Share

Bab 5 : Tak Pantas Diperjuangkan

"Ceraikan aku, atau aku yang gugat kamu."

Haris terdiam, sementara air mata Karina sudah mulai berjatuhan meski wanita itu berusaha untuk tetap terlihat kuat. Pandangan Haris sempat terjatuh, menghembuskan napas dalam dengan pelan sebelum ia kembali memandang Karina dan berbicara.

"Silakan lakukan apa yang kamu mau."

Ucapan Haris berhasil menyentak batin Karina, seperti sebuah pukulan yang meruntuhkan dinding pertahanannya. Dan ketika Haris memutuskan untuk pergi, Karina tak bisa lagi berpura-pura baik-baik saja.

Berpegangan pada meja, Karina membiarkan isak tangis keluar dari mulutnya. Tanpa ada kata maaf, seakan tak pantas untuk diperjuangkan. Karina ditinggalkan begitu saja. Sebenarnya siapa yang bersalah di sana?

Tubuh Karina merosot ke lantai. Tak lagi peduli tentang apapun, ia menangis dengan suara yang keras. Memukul dadanya sendiri yang terasa sesak dan menyakitkan.
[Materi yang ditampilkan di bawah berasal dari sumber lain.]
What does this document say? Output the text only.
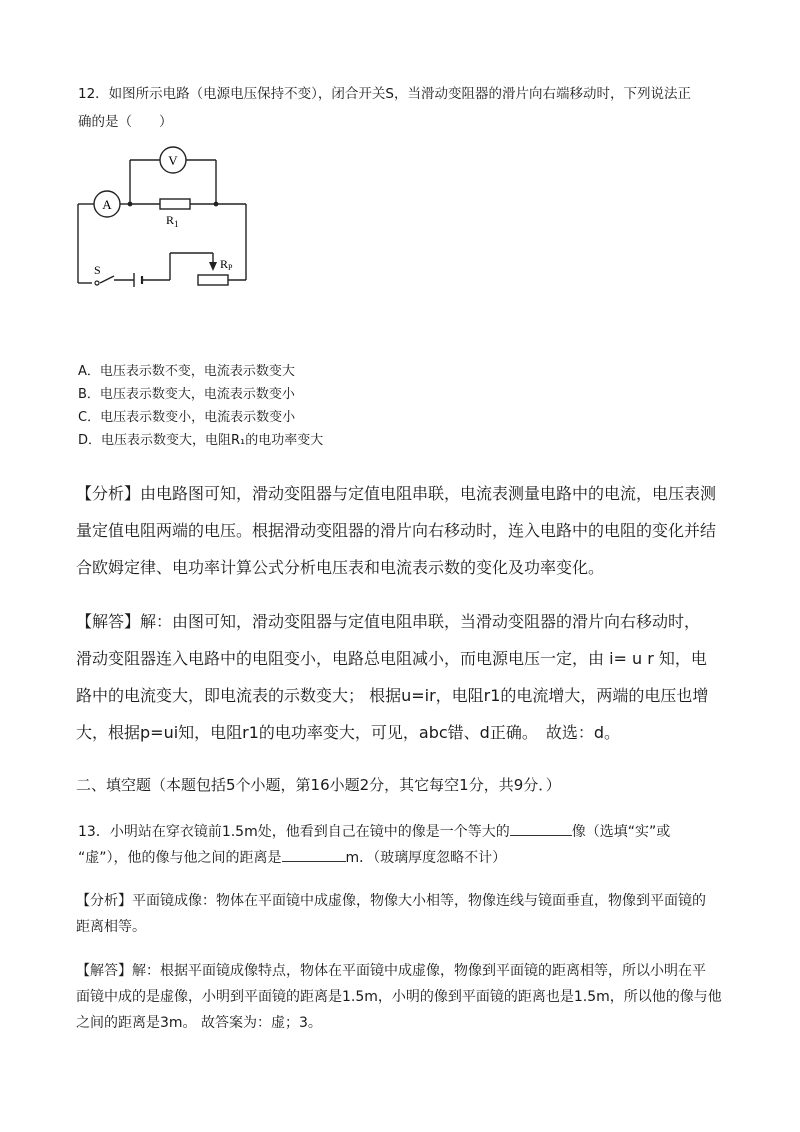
12．如图所示电路（电源电压保持不变），闭合开关S，当滑动变阻器的滑片向右端移动时，下列说法正
确的是（　　）
A
V
$R_1$
S	RP
A．电压表示数不变，电流表示数变大
B．电压表示数变大，电流表示数变小
C．电压表示数变小，电流表示数变小
D．电压表示数变大，电阻R₁的电功率变大
【分析】由电路图可知，滑动变阻器与定值电阻串联，电流表测量电路中的电流，电压表测
量定值电阻两端的电压。根据滑动变阻器的滑片向右移动时，连入电路中的电阻的变化并结
合欧姆定律、电功率计算公式分析电压表和电流表示数的变化及功率变化。
【解答】解：由图可知，滑动变阻器与定值电阻串联，当滑动变阻器的滑片向右移动时，
滑动变阻器连入电路中的电阻变小，电路总电阻减小，而电源电压一定，由 i= u r 知，电
路中的电流变大，即电流表的示数变大； 根据u=ir，电阻r1的电流增大，两端的电压也增
大，根据p=ui知，电阻r1的电功率变大，可见，abc错、d正确。　故选：d。
二、填空题（本题包括5个小题，第16小题2分，其它每空1分，共9分．）
13．小明站在穿衣镜前1.5m处，他看到自己在镜中的像是一个等大的	像（选填“实”或
“虚”），他的像与他之间的距离是	m．（玻璃厚度忽略不计）
【分析】平面镜成像：物体在平面镜中成虚像，物像大小相等，物像连线与镜面垂直，物像到平面镜的
距离相等。
【解答】解：根据平面镜成像特点，物体在平面镜中成虚像，物像到平面镜的距离相等，所以小明在平
面镜中成的是虚像，小明到平面镜的距离是1.5m，小明的像到平面镜的距离也是1.5m，所以他的像与他
之间的距离是3m。 故答案为：虚；3。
Hanya dengan satu kesalahan yang dilakukan oleh suaminya, pria kaku berhati dingin itu membuangnya dengan cara yang kejam seperti ini.

Sebenarnya siapa yang bersalah? Siapa yang berkhianat? Siapa yang menipu?

Dalam situasi ini, satu hal yang diketahui oleh Karina. Dalam hubungan itu, hanya dirinya yang bertahan dengan perasaan yang tulus. Hanya dia yang mencintai dan sayangnya, sampai akhir dia tidak bisa dicintai oleh orang yang ia kehendaki.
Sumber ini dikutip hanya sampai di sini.